Sbatto con forza la porta.
Non resisto più in questa città.
Lancio chissà dove la maglietta e cerco il posacenere.
Fa troppo caldo qui e l’umidità è odiosa.
Il sole sta quasi tramontando, ma so già che non avrò tregua da questo calore.
Questo posto non mi appartiene.
Non ho mai visto questi grattacieli, non conosco il nome di queste strade.
Non so parlare questa lingua, non riconosco le pareti di questa stanza.
Siedo sul divano, aspiro il sapore di una Marlboro contemplando le forme create dal fumo.
Questa non è casa mia, non lo era nemmeno quella in cui mi trovavo due giorni fa
e non lo sarà neppure quella in cui mi troverò fra pochi giorni.
Questa vita caotica mi sta soffocando, voglio tornare a casa,
riconoscere qualche stupido monumento a cui non ho mai prestato molta attenzione,
il vento freddo e i colori unici dell’autunno della mia città,
camminare su strade percorse mille volte e girare la chiave nella serratura di casa mia.
Mi passo la mano sul viso sospirando rumorosamente.
Ai piedi del divano c’è lei.
La guardo intensamente per qualche secondo, aspiro l’ultimo tiro della mia sigaretta e la spengo.
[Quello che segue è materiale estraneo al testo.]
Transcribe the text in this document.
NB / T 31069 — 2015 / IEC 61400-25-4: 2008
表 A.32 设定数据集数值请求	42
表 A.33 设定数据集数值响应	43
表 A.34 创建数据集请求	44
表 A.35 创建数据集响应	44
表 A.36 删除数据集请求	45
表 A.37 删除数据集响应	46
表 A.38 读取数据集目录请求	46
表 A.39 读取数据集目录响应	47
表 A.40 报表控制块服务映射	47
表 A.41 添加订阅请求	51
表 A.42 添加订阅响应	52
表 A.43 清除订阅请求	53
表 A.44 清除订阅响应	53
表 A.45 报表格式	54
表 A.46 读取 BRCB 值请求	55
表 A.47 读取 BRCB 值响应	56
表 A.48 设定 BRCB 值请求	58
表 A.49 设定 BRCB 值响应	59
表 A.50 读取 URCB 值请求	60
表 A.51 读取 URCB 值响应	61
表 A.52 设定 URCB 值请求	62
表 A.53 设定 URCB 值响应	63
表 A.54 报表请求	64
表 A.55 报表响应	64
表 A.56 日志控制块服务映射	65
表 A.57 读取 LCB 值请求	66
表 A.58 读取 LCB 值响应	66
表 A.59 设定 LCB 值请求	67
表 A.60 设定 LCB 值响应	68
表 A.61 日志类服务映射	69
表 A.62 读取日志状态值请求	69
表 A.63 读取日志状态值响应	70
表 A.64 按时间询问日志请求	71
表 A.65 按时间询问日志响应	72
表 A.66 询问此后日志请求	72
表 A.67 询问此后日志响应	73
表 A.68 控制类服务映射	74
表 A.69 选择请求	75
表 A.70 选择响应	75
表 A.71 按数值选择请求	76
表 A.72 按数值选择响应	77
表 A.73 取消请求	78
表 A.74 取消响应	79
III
Allungo una mano verso di lei, al solo sfiorarla una tempesta di emozioni imperversa dentro di me.
La avvicino a me, la osservo da vicino, accarezzando la bellezza di quel legno chiaro –Aiutami- le sussurro.
La mia mano destra scivola sulle corde lentamente, facendole suonare ad una ad una
mentre con la mano sinistra accenno a un semplice accordo.
Sì, lei può aiutarmi.
Inizio a suonare, non ho bisogno di pensare, è la musica che mi trasporta ovunque lei voglia.
Qualcosa di caldo mi scivola lungo la guancia fino a inumidirmi le labbra.
Nonostante sia a migliaia di kilometri,mi sembra di intravedere casa,
sentirne il profumo, riconoscerne i pavimenti e il colore delle pareti.
Le lacrime continuano a bagnarmi il viso ma io continuo a suonare
Fin quando il cielo diviene nero e il mio sguardo troppo stanco.
È solo un'illusione ma ora sono a casa.